Menschen mit Schuldenproblemen sollten generell von Kreditkarten Abstand nehmen. Cashback ist kein Argument, wenn man in die Zinsfalle tappt.
Fazit: Welche Cashback Kreditkarte ist die beste Wahl?
Der Markt bietet 2025 solide Optionen für jeden Bedarf. Wer keine Jahresgebühr zahlen möchte und trotzdem Cashback sammeln will, ist mit der TF Bank Mastercard Gold gut bedient. Wer Payback-Punkte ohnehin schon sammelt, kann durch die Kombination mit der Payback Visa zusätzliche Vorteile herausholen.
Für Vielreisende lohnt sich ein Blick auf Premium-Karten mit Reise-Cashback und integrierten Versicherungsleistungen – auch wenn dort eine moderate Jahresgebühr anfällt. Entscheidend bleibt immer die persönliche Rechnung: Jahresvorteil minus Jahresgebühr. Ist das Ergebnis positiv, ist die Karte ein Gewinn.
Häufige Fragen zu Cashback Kreditkarten
Was ist eine Kreditkarte mit Cashback?
Eine Kreditkarte mit Cashback erstattet dir bei jedem Einkauf einen prozentualen Anteil des Kaufbetrags zurück. Die Rückerstattung liegt typischerweise zwischen 0,5 % und 2 % und wird monatlich auf dem Kartenkonto gutgeschrieben.
Welche Cashback Kreditkarte ist 2025 die beste?
Die TF Bank Mastercard Gold bietet 2025 bis zu 1 % Cashback ohne Jahresgebühr und ohne Deckelung.

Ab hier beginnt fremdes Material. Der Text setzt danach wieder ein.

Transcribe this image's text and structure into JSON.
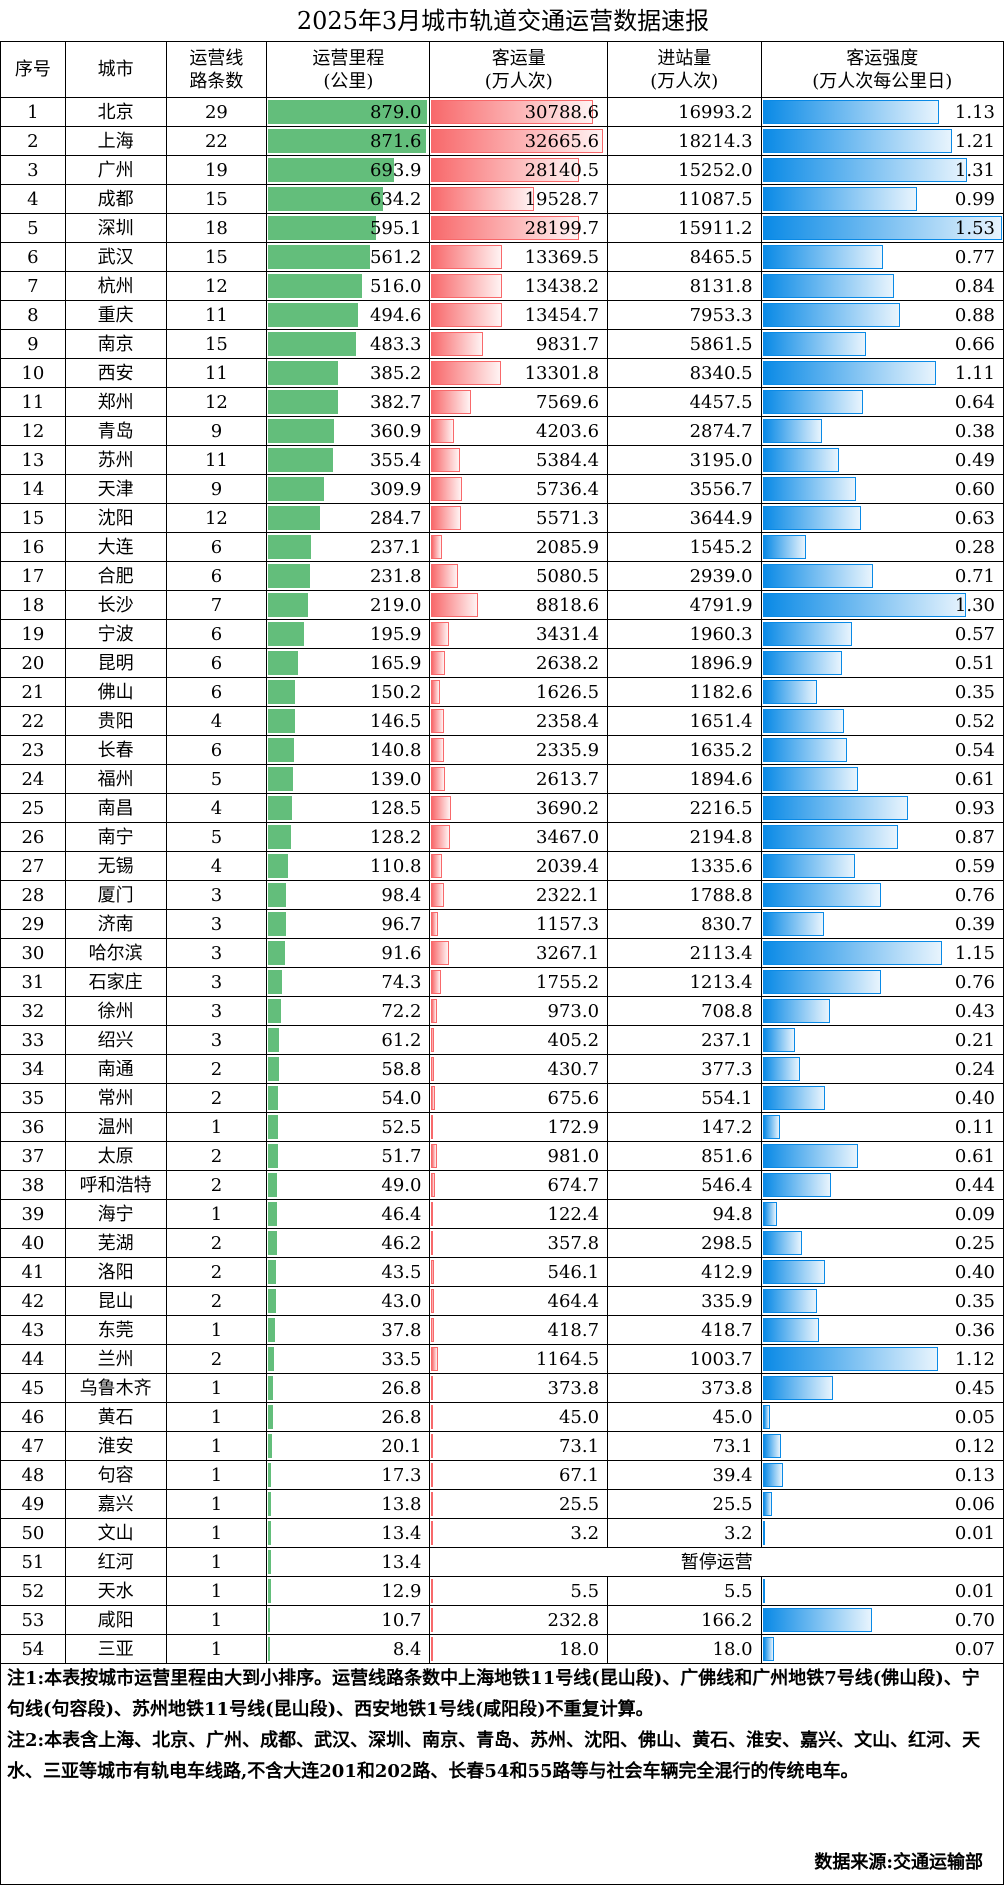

Für Payback-Nutzer ist die Payback Visa eine starke Alternative, besonders in Kombination mit Partnergeschäften.
Wie viel Cashback kann ich im Jahr verdienen?
Bei einem monatlichen Kartenumsatz von 1.000 Euro und 1 % Cashback erhältst du 120 Euro pro Jahr zurück. Vielreisende mit höheren Ausgaben können mit der richtigen Karte 300 Euro und mehr im Jahr erzielen.

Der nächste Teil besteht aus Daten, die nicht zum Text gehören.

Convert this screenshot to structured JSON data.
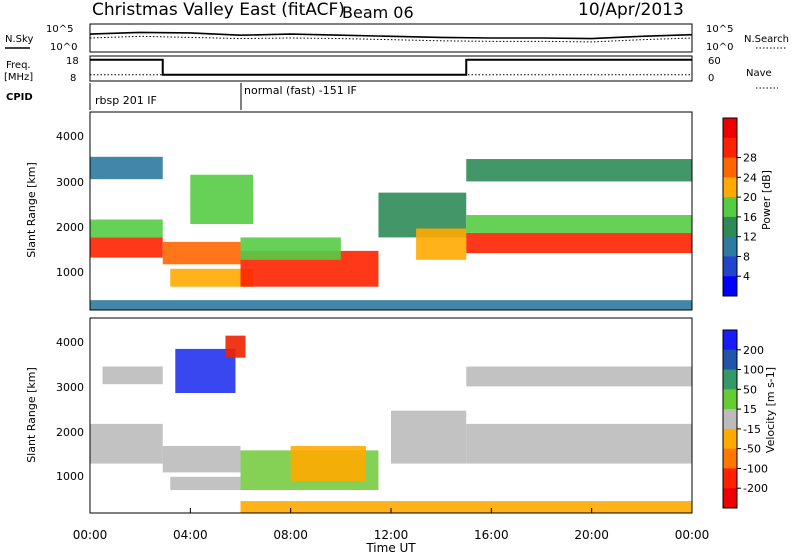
{
  "header": {
    "station": "Christmas Valley East (fitACF)",
    "beam": "Beam 06",
    "date": "10/Apr/2013"
  },
  "panels": {
    "nsky_label": "N.Sky",
    "nsearch_label": "N.Search",
    "noise_ticks_left": [
      "10^5",
      "10^0"
    ],
    "noise_ticks_right": [
      "10^5",
      "10^0"
    ],
    "freq_label_1": "Freq.",
    "freq_label_2": "[MHz]",
    "freq_ticks": [
      "18",
      "8"
    ],
    "nave_label": "Nave",
    "nave_ticks": [
      "60",
      "0"
    ],
    "cpid_label": "CPID",
    "cpid_segments": [
      {
        "label": "rbsp 201 IF",
        "start_h": 0
      },
      {
        "label": "normal (fast) -151 IF",
        "start_h": 6
      }
    ],
    "ylabel_power": "Slant Range [km]",
    "ylabel_velocity": "Slant Range [km]",
    "range_ticks": [
      "1000",
      "2000",
      "3000",
      "4000"
    ],
    "xlabel": "Time UT"
  },
  "chart_data": [
    {
      "type": "line",
      "name": "noise",
      "x_range_h": [
        0,
        24
      ],
      "series": [
        {
          "name": "N.Sky",
          "x": [
            0,
            2,
            4,
            6,
            8,
            10,
            12,
            14,
            16,
            18,
            20,
            22,
            24
          ],
          "values": [
            3.2,
            3.5,
            3.4,
            3.0,
            3.2,
            3.0,
            2.8,
            2.6,
            2.5,
            2.5,
            2.4,
            2.8,
            3.1
          ]
        },
        {
          "name": "N.Search",
          "x": [
            0,
            2,
            4,
            6,
            8,
            10,
            12,
            14,
            16,
            18,
            20,
            22,
            24
          ],
          "values": [
            2.5,
            2.8,
            2.6,
            2.4,
            2.5,
            2.4,
            2.2,
            2.0,
            1.9,
            1.9,
            1.8,
            2.2,
            2.5
          ]
        }
      ]
    },
    {
      "type": "line",
      "name": "frequency-nave",
      "x_range_h": [
        0,
        24
      ],
      "series": [
        {
          "name": "Freq.",
          "x": [
            0,
            2.9,
            2.9,
            15.0,
            15.0,
            24
          ],
          "values": [
            16.5,
            16.5,
            10.5,
            10.5,
            16.5,
            16.5
          ]
        },
        {
          "name": "Nave",
          "x": [
            0,
            24
          ],
          "values": [
            15,
            15
          ]
        }
      ],
      "ylim_freq": [
        8,
        18
      ],
      "ylim_nave": [
        0,
        60
      ]
    },
    {
      "type": "heatmap",
      "name": "power",
      "x_range_h": [
        0,
        24
      ],
      "ylim_km": [
        180,
        4600
      ],
      "colorbar": {
        "label": "Power [dB]",
        "ticks": [
          "4",
          "8",
          "12",
          "16",
          "20",
          "24",
          "28"
        ],
        "colors": [
          "#0000ff",
          "#2244cc",
          "#2e7aa0",
          "#2e8b57",
          "#55cc44",
          "#ffaa00",
          "#ff6600",
          "#ff2200",
          "#ee0000"
        ]
      },
      "bands": [
        {
          "t0": 0.0,
          "t1": 2.9,
          "r0": 1350,
          "r1": 1800,
          "level": 0.85
        },
        {
          "t0": 0.0,
          "t1": 2.9,
          "r0": 1800,
          "r1": 2200,
          "level": 0.45
        },
        {
          "t0": 0.0,
          "t1": 2.9,
          "r0": 3100,
          "r1": 3600,
          "level": 0.3
        },
        {
          "t0": 2.9,
          "t1": 6.0,
          "r0": 1200,
          "r1": 1700,
          "level": 0.8
        },
        {
          "t0": 3.2,
          "t1": 6.5,
          "r0": 700,
          "r1": 1100,
          "level": 0.6
        },
        {
          "t0": 4.0,
          "t1": 6.5,
          "r0": 2100,
          "r1": 3200,
          "level": 0.45
        },
        {
          "t0": 6.0,
          "t1": 11.5,
          "r0": 700,
          "r1": 1500,
          "level": 0.9
        },
        {
          "t0": 6.0,
          "t1": 10.0,
          "r0": 1300,
          "r1": 1800,
          "level": 0.55
        },
        {
          "t0": 11.5,
          "t1": 15.0,
          "r0": 1800,
          "r1": 2800,
          "level": 0.35
        },
        {
          "t0": 13.0,
          "t1": 15.0,
          "r0": 1300,
          "r1": 2000,
          "level": 0.65
        },
        {
          "t0": 15.0,
          "t1": 24.0,
          "r0": 1450,
          "r1": 1900,
          "level": 0.9
        },
        {
          "t0": 15.0,
          "t1": 24.0,
          "r0": 1900,
          "r1": 2300,
          "level": 0.55
        },
        {
          "t0": 15.0,
          "t1": 24.0,
          "r0": 3050,
          "r1": 3550,
          "level": 0.35
        },
        {
          "t0": 0.0,
          "t1": 24.0,
          "r0": 180,
          "r1": 400,
          "level": 0.2
        }
      ]
    },
    {
      "type": "heatmap",
      "name": "velocity",
      "x_range_h": [
        0,
        24
      ],
      "ylim_km": [
        180,
        4600
      ],
      "colorbar": {
        "label": "Velocity [m s-1]",
        "ticks": [
          "200",
          "100",
          "50",
          "15",
          "-15",
          "-50",
          "-100",
          "-200"
        ],
        "colors": [
          "#1a1aff",
          "#2255aa",
          "#339966",
          "#66cc33",
          "#bbbbbb",
          "#ffaa00",
          "#ff7700",
          "#ff2200",
          "#ee0000"
        ]
      },
      "bands": [
        {
          "t0": 0.0,
          "t1": 2.9,
          "r0": 1300,
          "r1": 2200,
          "color": "#bbbbbb"
        },
        {
          "t0": 0.5,
          "t1": 2.9,
          "r0": 3100,
          "r1": 3500,
          "color": "#bbbbbb"
        },
        {
          "t0": 2.9,
          "t1": 6.0,
          "r0": 1100,
          "r1": 1700,
          "color": "#bbbbbb"
        },
        {
          "t0": 3.2,
          "t1": 6.0,
          "r0": 700,
          "r1": 1000,
          "color": "#bbbbbb"
        },
        {
          "t0": 3.4,
          "t1": 5.8,
          "r0": 2900,
          "r1": 3900,
          "color": "#2233ee"
        },
        {
          "t0": 5.4,
          "t1": 6.2,
          "r0": 3700,
          "r1": 4200,
          "color": "#ee2200"
        },
        {
          "t0": 6.0,
          "t1": 11.5,
          "r0": 700,
          "r1": 1600,
          "color": "#77cc44"
        },
        {
          "t0": 8.0,
          "t1": 11.0,
          "r0": 900,
          "r1": 1700,
          "color": "#ffaa00"
        },
        {
          "t0": 12.0,
          "t1": 15.0,
          "r0": 1300,
          "r1": 2500,
          "color": "#bbbbbb"
        },
        {
          "t0": 15.0,
          "t1": 24.0,
          "r0": 1300,
          "r1": 2200,
          "color": "#bbbbbb"
        },
        {
          "t0": 15.0,
          "t1": 24.0,
          "r0": 3050,
          "r1": 3500,
          "color": "#bbbbbb"
        },
        {
          "t0": 6.0,
          "t1": 24.0,
          "r0": 180,
          "r1": 450,
          "color": "#ffaa00"
        }
      ]
    }
  ],
  "x_ticks": [
    "00:00",
    "04:00",
    "08:00",
    "12:00",
    "16:00",
    "20:00",
    "00:00"
  ]
}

Muss ich Cashback in Deutschland versteuern?
Nein, Cashback gilt in Deutschland steuerlich als Preisnachlass und ist für Privatpersonen in der Regel nicht steuerpflichtig. Im gewerblichen Bereich kann es Ausnahmen geben – hier empfiehlt sich eine Rückfrage beim Steuerberater.
Gibt es Cashback Kreditkarten ohne Jahresgebühr?
Ja, mehrere Anbieter bieten Cashback Kreditkarten ohne Jahresgebühr an, darunter die TF Bank Mastercard Gold und die Hanseatic Bank GenialCard. Der Cashback ist bei kostenlosen Karten oft auf einen Maximalbetrag begrenzt.
Was passiert, wenn ich den Saldo nicht vollständig ausgleiche?
Dann fallen Zinsen von oft 15 bis 25 % pro Jahr an. Diese übersteigen jeden Cashback-Vorteil bei Weitem. Cashback Kreditkarten lohnen sich nur, wenn du den Saldo jeden Monat vollständig begleichst.
Kann ich als Student eine Cashback Kreditkarte beantragen?
Ja, einige Anbieter vergeben Cashback Kreditkarten auch an Studierende mit geringem Einkommen. Wichtig ist eine saubere Schufa-Auskunft. Speziell für Studenten konzipierte Karten haben oft niedrigere Kreditlimits und einfachere Bedingungen.